Il y a des jours… et des lunes. Un homme sans choix qui tente de prendre le contrôle de sa propre vie; un policier inquiet parce que sa femme disparue en mer est de retour et qu’elle semble une personne différente; et une femme déterminée à trouver une personne bien précise dotée d’un pouvoir spécial, destinée à devenir un chef spirituel prodigieux.
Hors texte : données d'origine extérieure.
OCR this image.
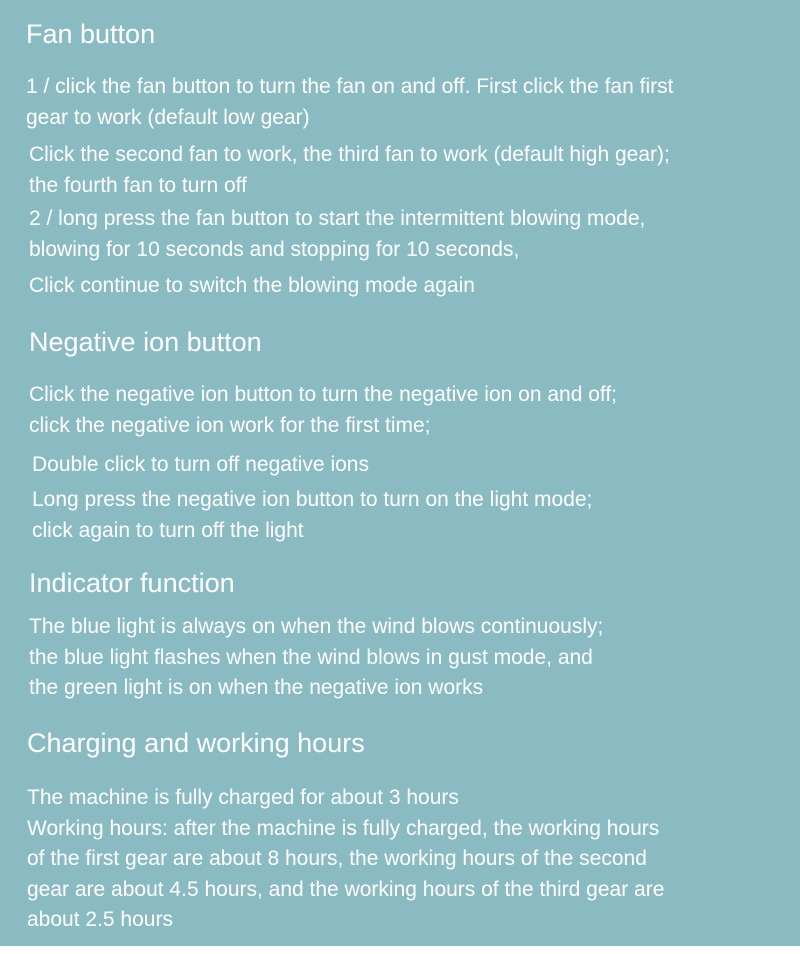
Fan button

1 / click the fan button to turn the fan on and off. First click the fan first
gear to work (default low gear)

Click the second fan to work, the third fan to work (default high gear);
the fourth fan to turn off

2 / long press the fan button to start the intermittent blowing mode,
blowing for 10 seconds and stopping for 10 seconds,

Click continue to switch the blowing mode again

Negative ion button

Click the negative ion button to turn the negative ion on and off;
click the negative ion work for the first time;

Double click to turn off negative ions

Long press the negative ion button to turn on the light mode;
click again to turn off the light

Indicator function

The blue light is always on when the wind blows continuously;
the blue light flashes when the wind blows in gust mode, and
the green light is on when the negative ion works

Charging and working hours

The machine is fully charged for about 3 hours
Working hours: after the machine is fully charged, the working hours
of the first gear are about 8 hours, the working hours of the second
gear are about 4.5 hours, and the working hours of the third gear are
about 2.5 hours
Une baudruche qui laisse comme une odeur de petit-four Picard périmé dans la bouche.
Dans un monde à peu près normal, quand un oncle lourdingue multiplie les saloperies et autres blagounettes de bas étage à table, on lui fait poliment comprendre qu’il ne sera plus le bienvenu à notre table. Dans notre monde à nous, Yórgos prend chaque année le vaporetto entre Venise et Cannes, multiplie les Oscars sur sa table basse, et jouit d’une réputation flatteuse de cinéaste féministe – oui oui, on l’a lu dans vos nombreux papiers sur Pauvres créatures, ne vous défilez pas maintenant que vous avez vu ce nouvel et édifiant opus! – ayant réussi à concilier l’arty et le conte poil à gratter (le nez).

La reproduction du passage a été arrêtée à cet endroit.